Joe Kim, CEO of Office Hours, on the end of crowdwork

Interview
the existing data labeling players in the market today are all based on crowd work.
Analyzed 8 sources

This marks a shift in AI data work from cheap labor supply to trusted expert supply. Older labeling companies were built to process huge volumes of repetitive tasks through large contractor pools, which works for image tags, transcription, and simple moderation. The newer bottleneck is different, model labs need credentialed people in law, finance, healthcare, and science to judge nuanced outputs, write better examples, and catch subtle mistakes that a generic crowd cannot reliably spot.

  • The crowdwork model looks like a marketplace for thousands of low cost workers doing tightly specified microtasks.
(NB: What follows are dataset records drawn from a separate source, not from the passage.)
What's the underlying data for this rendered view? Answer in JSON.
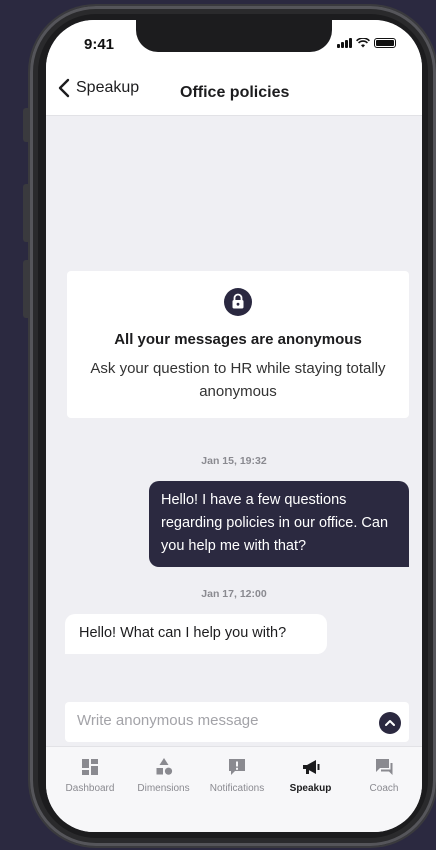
{
  "status": {
    "time": "9:41"
  },
  "nav": {
    "back_label": "Speakup",
    "title": "Office policies"
  },
  "notice": {
    "title": "All your messages are anonymous",
    "text": "Ask your question to HR while staying totally anonymous"
  },
  "messages": [
    {
      "timestamp": "Jan 15, 19:32",
      "direction": "outgoing",
      "text": "Hello! I have a few questions regarding policies in our office. Can you help me with that?"
    },
    {
      "timestamp": "Jan 17, 12:00",
      "direction": "incoming",
      "text": "Hello! What can I help you with?"
    }
  ],
  "composer": {
    "placeholder": "Write anonymous message",
    "value": ""
  },
  "tabs": [
    {
      "label": "Dashboard",
      "icon": "dashboard-icon",
      "active": false
    },
    {
      "label": "Dimensions",
      "icon": "dimensions-icon",
      "active": false
    },
    {
      "label": "Notifications",
      "icon": "notifications-icon",
      "active": false
    },
    {
      "label": "Speakup",
      "icon": "megaphone-icon",
      "active": true
    },
    {
      "label": "Coach",
      "icon": "coach-chat-icon",
      "active": false
    }
  ],
  "colors": {
    "accent": "#2b2940",
    "background": "#efeff3",
    "inactive": "#8a8a90"
  }
}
Scale grew on that playbook, and Appen, LXT, and similar vendors still compete on workforce size, language breadth, and price, which matters when the job is volume and speed.
  • Reasoning models changed the spec. Handshake grew quickly by tapping PhD students, graduates, and postdocs for expert evaluation work, while Surge built around elite annotators and RLHF. In both cases, the winning asset is not just labor capacity, it is verified access to scarce people with the right background.
  • That is why Office Hours is adjacent to data labeling even though it started as an expert network. Its core product is finding, vetting, matching, scheduling, and paying hard to reach specialists. For frontier labs, that workflow can matter as much as annotation software, because the real constraint is getting the right human in the loop fast.

The market is heading toward a split. High volume generic tasks will keep getting automated or pushed to large labor pools, while the highest value work in training and evaluation will flow to networks that can prove expertise, identity, and reliability. That favors platforms built around expert discovery and trust infrastructure, not just contractor throughput.